If you’re still on the fence here’s Monica’s incredibly persuasive directors statement:

“I chose to direct this film because our modern education system is failing our children and future generations. Growing up, I attended public school until I was in 9th grade. I was bullied for being “the weird kid” a lot. Only a few teachers, and my parents, encouraged me to embrace how weird could be positive and good. 

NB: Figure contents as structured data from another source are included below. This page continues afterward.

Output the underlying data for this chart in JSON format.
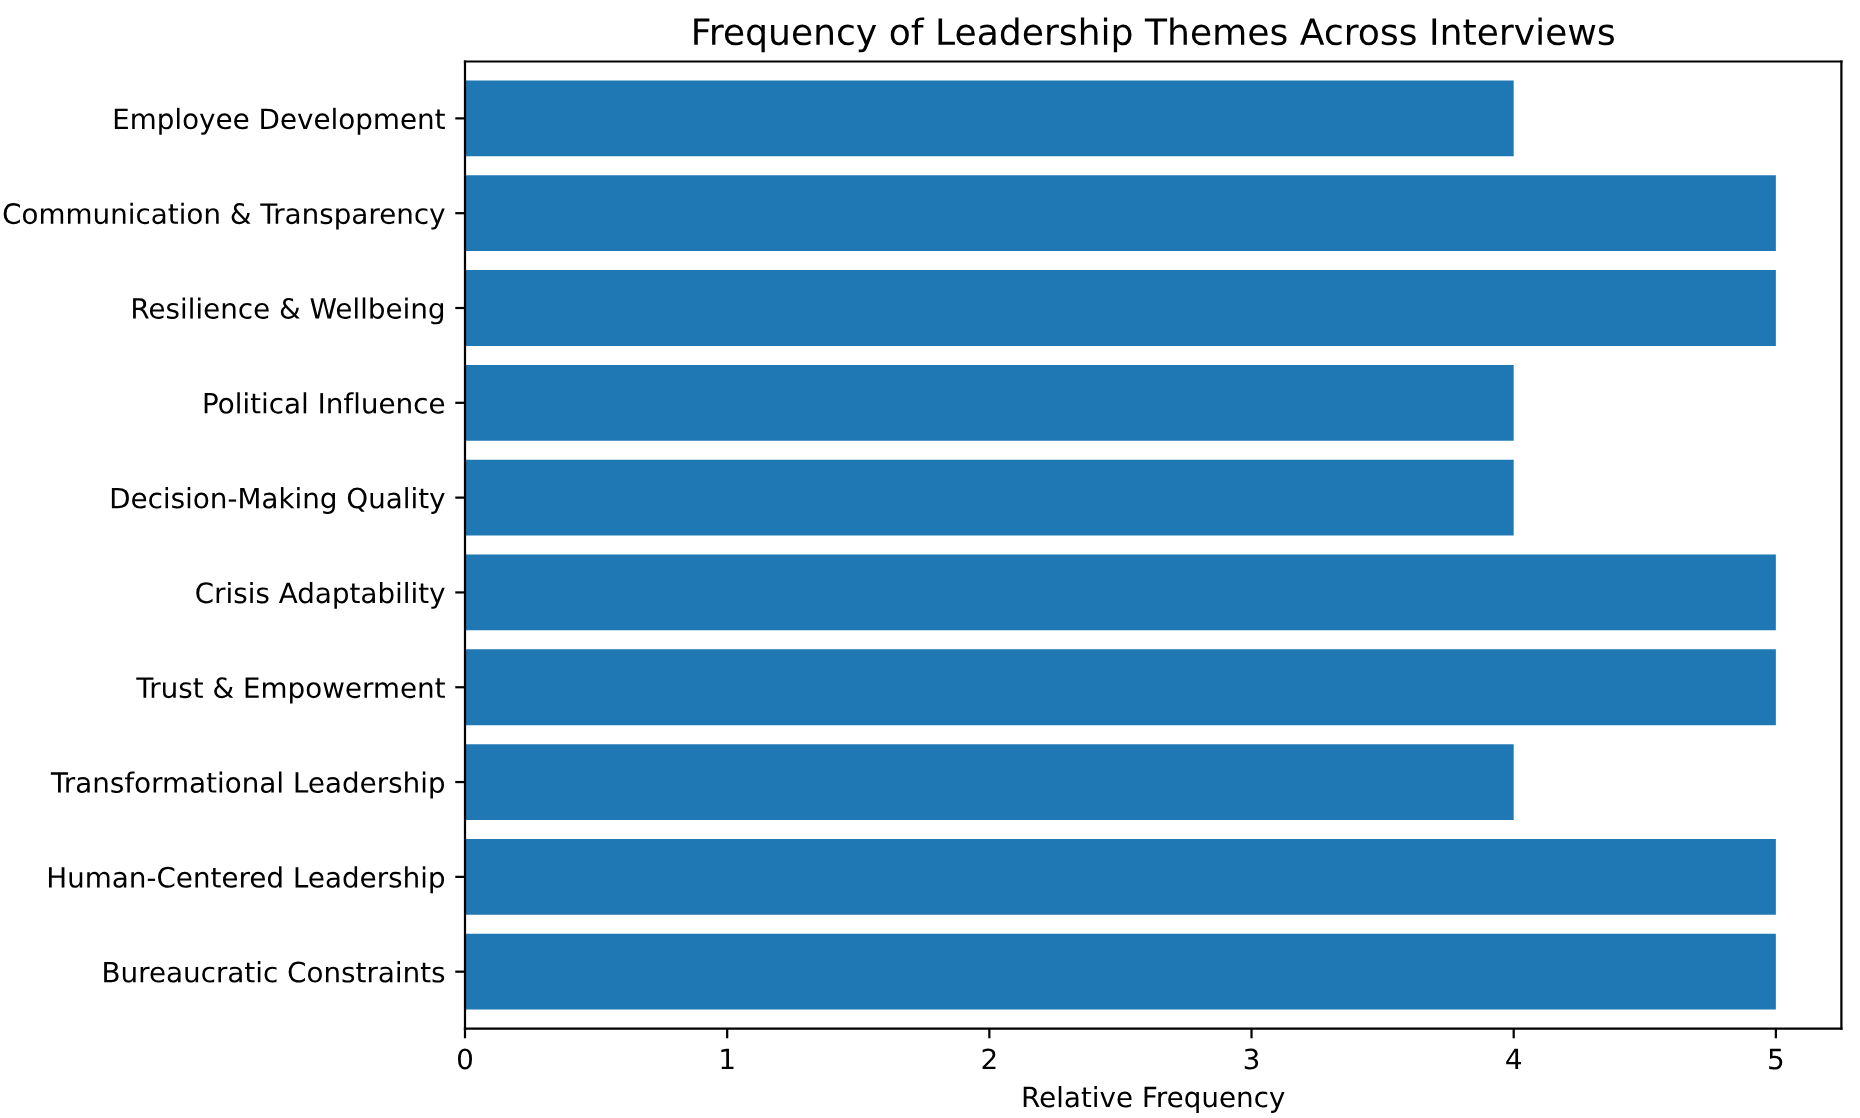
{
  "chart_data": {
    "type": "bar",
    "orientation": "horizontal",
    "title": "Frequency of Leadership Themes Across Interviews",
    "xlabel": "Relative Frequency",
    "categories": [
      "Employee Development",
      "Communication & Transparency",
      "Resilience & Wellbeing",
      "Political Influence",
      "Decision-Making Quality",
      "Crisis Adaptability",
      "Trust & Empowerment",
      "Transformational Leadership",
      "Human-Centered Leadership",
      "Bureaucratic Constraints"
    ],
    "values": [
      4,
      5,
      5,
      4,
      4,
      5,
      5,
      4,
      5,
      5
    ],
    "color": "#1f77b4",
    "xlim": [
      0,
      5.25
    ],
    "xticks": [
      0,
      1,
      2,
      3,
      4,
      5
    ],
    "grid": false,
    "legend": false
  }
}
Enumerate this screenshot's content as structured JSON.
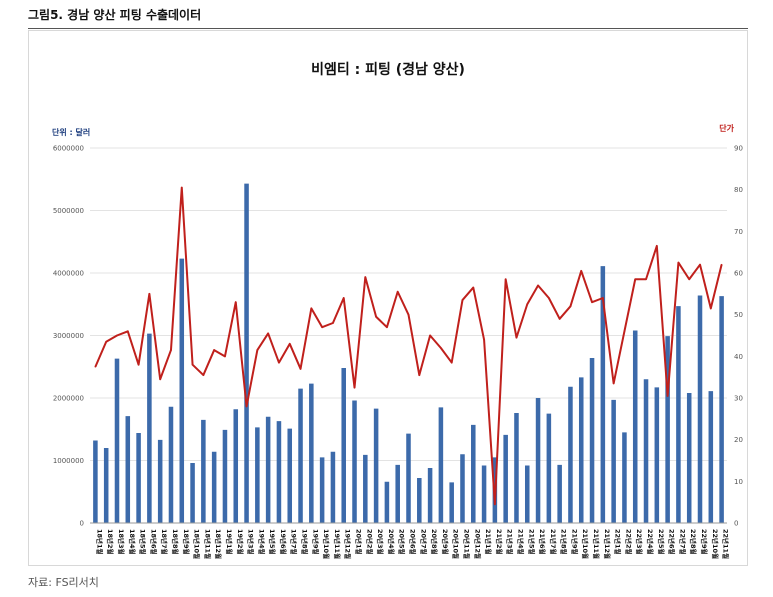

In directing this film, I hope to convey the impact that a supportive teacher can have on any individual, and what that ultimately looks like from the teacher’s perspective. My dad is a teacher, so I know just how much teachers fight for their students every day – they fight for smaller class sizes so they can have more one-on-one time with each student, they fight administrators when designing their curriculum, they fight parents who don’t want their children exposed to certain ideas or philosophies, and so much more. 

 In our current political climate where education and the arts are federally underfunded, continuing to receive less federal help, we need to discuss how the education of our children builds a better future. I hope to do that through this film and I can’t wait to share it with the world, celebrating educators everywhere.”